Vingt ans plus tard, un autre président de la République, tente la même (més)aventure, avec ou sans parenthèses à votre convenance ! Le 20 janvier 2013, Michel Sleiman, de confession maronite, a abordé le sujet avec ses 170 000 fans sur Facebook : « Nous devons travailler pour l'élaboration d'une loi sur le mariage civil. Il s'agit d'une étape très importante dans l'éradication du sectarisme et pour la consolidation de l'unité nationale. Qu’est-ce que vous en pensez ? » Superbe, bass el 3ein bassira woul yad assira ! Certes, cette position est un appui important pour celles et ceux, comme moi, défendent, profondément et pas superficiellement, la laïcisation des institutions et des lois libanaises. Mais il n’est pas besoin d’être devin et dans les secrets des dieux ou des charlatans de fin d’année de la trempe des Michel Hayek, pour prédire la suite ! 48 h plus tard, le Premier ministre, a signifié aux Libanais lors de la réunion du Conseil des ministres, que « le mariage civil n’est pas à l’ordre du jour, qu’il y a divergence des positions et qu’il n’est pas nécessaire de s’engager dans des débats inutiles dans les circonstances actuelles ». Certes, sa déclaration ne signifie pas forcément qu’il est contre, mais franchement, y a-t-il un moyen plus hypocrite d’esquiver le problème ? Vous comprenez, Nagib Mikati, de confession sunnite, est à quelques mois de s’engager dans la bataille électorale de Tripoli. Au-delà de cette bataille locale, il joue son avenir politique au niveau national, au moins à court terme : il n’a nullement envie de se mettre la communauté sunnite sur le dos et hypothéquer son avenir de Premier-ministrable au lendemain des élections de juin, maintenant qu’il s’est assuré la bénédiction du grand mufti de la République (la plus haute autorité religieuse de la communauté sunnite libanaise). Tiens, tiens, qui dit encore qu’il y a du communautarisme au Liban ? Et voilà qui renvoie gentiment le mariage civil aux calendes grecques.
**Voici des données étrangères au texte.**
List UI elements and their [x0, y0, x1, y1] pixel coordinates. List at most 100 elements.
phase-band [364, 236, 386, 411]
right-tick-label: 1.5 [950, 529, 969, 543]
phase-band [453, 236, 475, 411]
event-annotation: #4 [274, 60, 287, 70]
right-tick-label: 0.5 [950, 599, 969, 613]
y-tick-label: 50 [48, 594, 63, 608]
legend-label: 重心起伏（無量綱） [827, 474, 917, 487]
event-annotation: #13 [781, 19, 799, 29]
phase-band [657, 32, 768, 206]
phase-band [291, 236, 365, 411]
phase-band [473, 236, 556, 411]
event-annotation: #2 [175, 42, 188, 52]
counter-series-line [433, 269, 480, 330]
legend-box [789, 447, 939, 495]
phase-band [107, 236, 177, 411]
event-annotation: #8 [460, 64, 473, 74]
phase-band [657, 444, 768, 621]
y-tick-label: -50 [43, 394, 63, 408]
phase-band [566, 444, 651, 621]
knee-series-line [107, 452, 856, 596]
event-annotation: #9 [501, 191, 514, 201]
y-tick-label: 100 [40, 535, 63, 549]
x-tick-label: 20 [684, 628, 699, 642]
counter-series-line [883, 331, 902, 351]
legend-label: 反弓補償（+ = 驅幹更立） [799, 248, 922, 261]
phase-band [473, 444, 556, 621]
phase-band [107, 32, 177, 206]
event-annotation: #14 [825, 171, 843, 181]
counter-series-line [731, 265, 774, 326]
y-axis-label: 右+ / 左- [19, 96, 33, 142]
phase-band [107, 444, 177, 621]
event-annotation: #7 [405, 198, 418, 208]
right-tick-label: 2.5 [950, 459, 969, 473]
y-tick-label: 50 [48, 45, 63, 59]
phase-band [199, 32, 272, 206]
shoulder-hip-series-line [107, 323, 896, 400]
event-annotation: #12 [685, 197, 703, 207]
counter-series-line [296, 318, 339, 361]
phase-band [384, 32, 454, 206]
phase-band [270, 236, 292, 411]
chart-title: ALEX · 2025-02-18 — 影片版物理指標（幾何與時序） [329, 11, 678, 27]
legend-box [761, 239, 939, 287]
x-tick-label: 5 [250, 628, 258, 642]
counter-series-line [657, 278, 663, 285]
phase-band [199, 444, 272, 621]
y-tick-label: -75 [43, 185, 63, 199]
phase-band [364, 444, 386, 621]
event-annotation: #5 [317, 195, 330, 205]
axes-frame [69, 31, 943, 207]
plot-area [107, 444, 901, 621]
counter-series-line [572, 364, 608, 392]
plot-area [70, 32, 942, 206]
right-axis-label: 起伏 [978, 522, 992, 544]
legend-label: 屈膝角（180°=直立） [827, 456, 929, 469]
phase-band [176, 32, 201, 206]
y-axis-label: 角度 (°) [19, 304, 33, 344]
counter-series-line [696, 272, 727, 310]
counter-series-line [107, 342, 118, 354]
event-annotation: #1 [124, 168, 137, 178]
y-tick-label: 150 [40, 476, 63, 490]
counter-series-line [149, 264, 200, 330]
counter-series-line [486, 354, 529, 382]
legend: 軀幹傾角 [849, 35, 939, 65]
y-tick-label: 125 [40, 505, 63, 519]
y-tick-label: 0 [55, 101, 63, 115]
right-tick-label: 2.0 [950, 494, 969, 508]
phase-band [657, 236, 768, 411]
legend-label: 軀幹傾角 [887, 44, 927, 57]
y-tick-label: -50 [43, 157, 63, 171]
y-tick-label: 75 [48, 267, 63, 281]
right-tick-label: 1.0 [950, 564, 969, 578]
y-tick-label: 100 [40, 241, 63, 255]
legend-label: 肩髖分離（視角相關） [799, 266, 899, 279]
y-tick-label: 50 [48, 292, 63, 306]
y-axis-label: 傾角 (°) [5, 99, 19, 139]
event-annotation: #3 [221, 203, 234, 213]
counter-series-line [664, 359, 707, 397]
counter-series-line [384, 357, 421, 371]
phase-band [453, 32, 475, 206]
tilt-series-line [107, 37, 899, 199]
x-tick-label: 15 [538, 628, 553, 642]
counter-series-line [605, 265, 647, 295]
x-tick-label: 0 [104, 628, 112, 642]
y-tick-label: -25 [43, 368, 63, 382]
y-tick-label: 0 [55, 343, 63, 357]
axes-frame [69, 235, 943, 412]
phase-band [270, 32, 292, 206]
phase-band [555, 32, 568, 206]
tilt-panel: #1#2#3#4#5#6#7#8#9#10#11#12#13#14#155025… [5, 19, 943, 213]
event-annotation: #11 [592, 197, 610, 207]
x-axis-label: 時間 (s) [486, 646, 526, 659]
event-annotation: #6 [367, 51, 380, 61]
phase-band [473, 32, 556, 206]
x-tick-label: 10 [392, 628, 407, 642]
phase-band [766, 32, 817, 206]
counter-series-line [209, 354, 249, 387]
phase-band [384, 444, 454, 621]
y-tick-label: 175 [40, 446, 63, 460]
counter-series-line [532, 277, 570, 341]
On le voit bien, la volonté et même la détermination de Michel Sleiman, comme avec son prédécesseur, ne suffiront sûrement pas pour y parvenir -pas à « éradiquer le sectarisme », la quête du Graal pour tout Libanais laïc, mais à instaurer tout simplement le mariage civil- depuis que l’Accord de Taëf a ôté au Président toutes ses prérogatives et que les esprits sont aussi communautaires, autant chez les chrétiens que chez les musulmans. Eh oui, il ne suffit pas de le vouloir bien entendu ! Tenez par exemple, lors de son discours d’investiture le 25 mai 2008, c’est-à-dire il y a presque 5 ans, le président de République a souhaité que les Libanais de l’étranger puissent voter aux prochaines élections législatives dans les ambassades de leurs lieux de résidence. Il évoquait celles de juin 2009, lol ! Non seulement, ils n’ont pas pu le faire en 2009, mais parti comme c’est parti, ils ne pourraient probablement pas le faire en juin 2013. Notre ministre des Affaires étrangères, Adnane Mansour (ministre de Nabih Berri) a fait tout son possible pour ne pas rendre ce vote effectif. Nagib Mikati n’a rien eu à redire. Le 14 Mars était occupé au-delà des frontières. Et le 8 Mars, s’en foutait loyalement. Pourquoi me diriez-vous ? Eh bien, parce que certains politiciens du pays craignent le vote de ces expatriés qui de par leur éloignement physique et psychique du bourbier libanais, étant à l'abri du lavage de cerveau des médias partisans de la métropole, ne sont pas soumis aux pressions politicienne, féodale, clanique et communautaire.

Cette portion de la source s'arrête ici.